ルードはその突撃の勢いをネイムレスへぶつけようと、左手のウォーハンマーを振り上げる。
シンプルでありながら頑強なそれの攻撃を嫌ったネイムレスは、ターンブースターで旋回するように回避しながらルードの右側へと回り込む。
『アンタが腕利きの切り札か? ならもっと頑張ってみろよ』
そう茶化すように言いながらレイは、ターンブースターで勢いを載せたネイムレスの右腕でルードを殴り飛ばす。
今まで粗悪なナーヴス改修機のみしか乗ってこなかったであろうルードの搭乗者は、ターンブースターを駆使して体制を立て直そうとするも、予想外の出力に後方でスナイパーライフルを構えていたクラックを巻き込んで地面に叩きつけられる。
この状況のまずさに気付いたラスールの歩兵たちは倉庫からロケットランチャーをを持ち出して、ネイムレスに向けるもシアングリーンのマシンアイはその行動を見逃さない。
『俺を恨むなよ、ダミアン』
前部に付けられたブースターで後方へ回避行動を取りながら、ネイムレスは右肩部のコンテのハッチを開く。

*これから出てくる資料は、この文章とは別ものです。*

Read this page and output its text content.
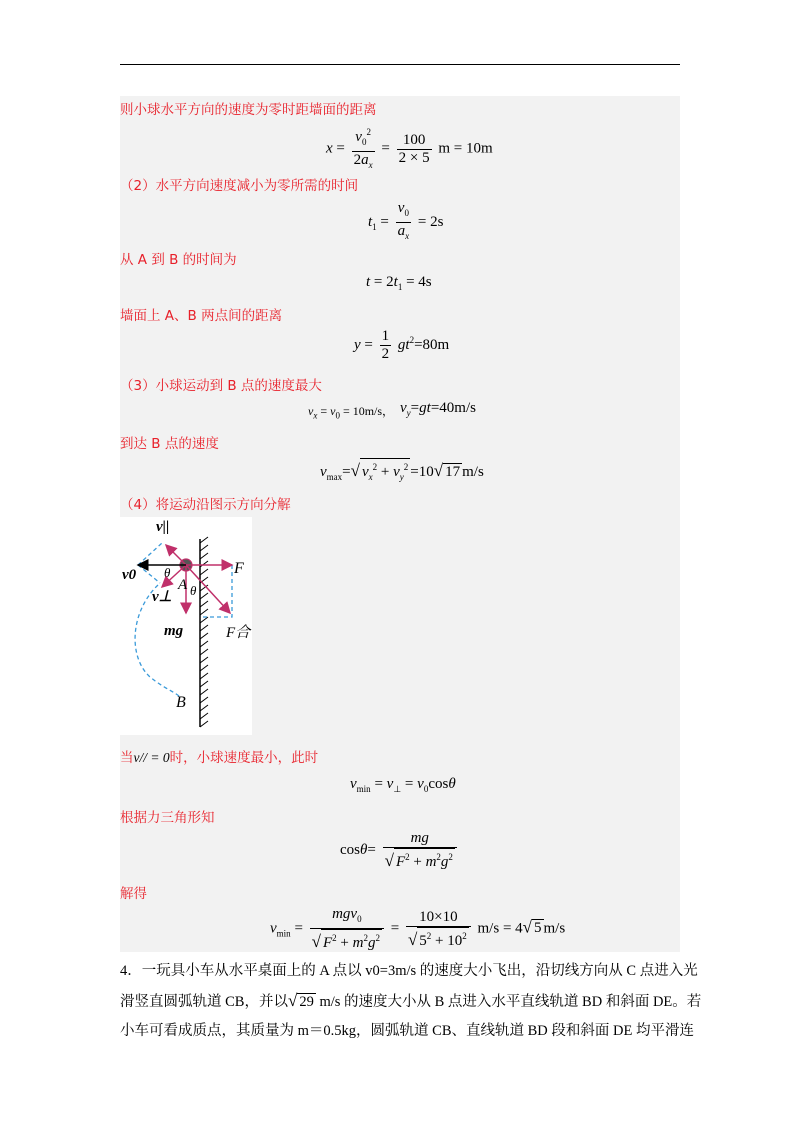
则小球水平方向的速度为零时距墙面的距离
$x = \frac{v_0^2}{2a_x} = \frac{100}{2 \times 5}$ m = 10m
（2）水平方向速度减小为零所需的时间
$t_1 = \frac{v_0}{a_x} = 2s$
从 A 到 B 的时间为
$t = 2t_1 = 4s$
墙面上 A、B 两点间的距离
$y = \frac{1}{2} gt^2=80m$
（3）小球运动到 B 点的速度最大
$v_x = v_0 = 10m/s$， $v_y=gt=40m/s$
到达 B 点的速度
$v_{max}=√$ $v_x^2 + v_y^2 =10√$ 17 m/s
（4）将运动沿图示方向分解
v||
v0 θ
A θ
F
v⊥
mg	F合
B
当v// = 0时，小球速度最小，此时
$v_{min} = v_\perp = v_0\cos\theta$
根据力三角形知
$\cos\theta= \frac{mg}{√ F^2 + m^2g^2}$
解得
$v_{min} = \frac{mgv_0}{√ F^2 + m^2g^2} = \frac{10\times 10}{√ 5^2 + 10^2} m/s = 4√$ 5 m/s
4．一玩具小车从水平桌面上的 A 点以 v0=3m/s 的速度大小飞出，沿切线方向从 C 点进入光
滑竖直圆弧轨道 CB，并以√ 29 m/s 的速度大小从 B 点进入水平直线轨道 BD 和斜面 DE。若
小车可看成质点，其质量为 m＝0.5kg，圆弧轨道 CB、直线轨道 BD 段和斜面 DE 均平滑连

シアングリーンの視界でロックしたのは倉庫の破られたシャッター、叩きつけられた以降動きもしないルードと、その下敷きにされたクラック。
「やめ――」
その開いたハッチから覗く6門のミサイルポッドの砲口に気付いたラスールの部隊長は、そう叫びながらネイムレスに静止をかけようとするも、それに気付かないレイはその言葉を遮るように別れの言葉を告げる。
『あばよ、クソヤロウ』
そしてミサイルが放たれ、夜のアテネを轟音が包み込んだ。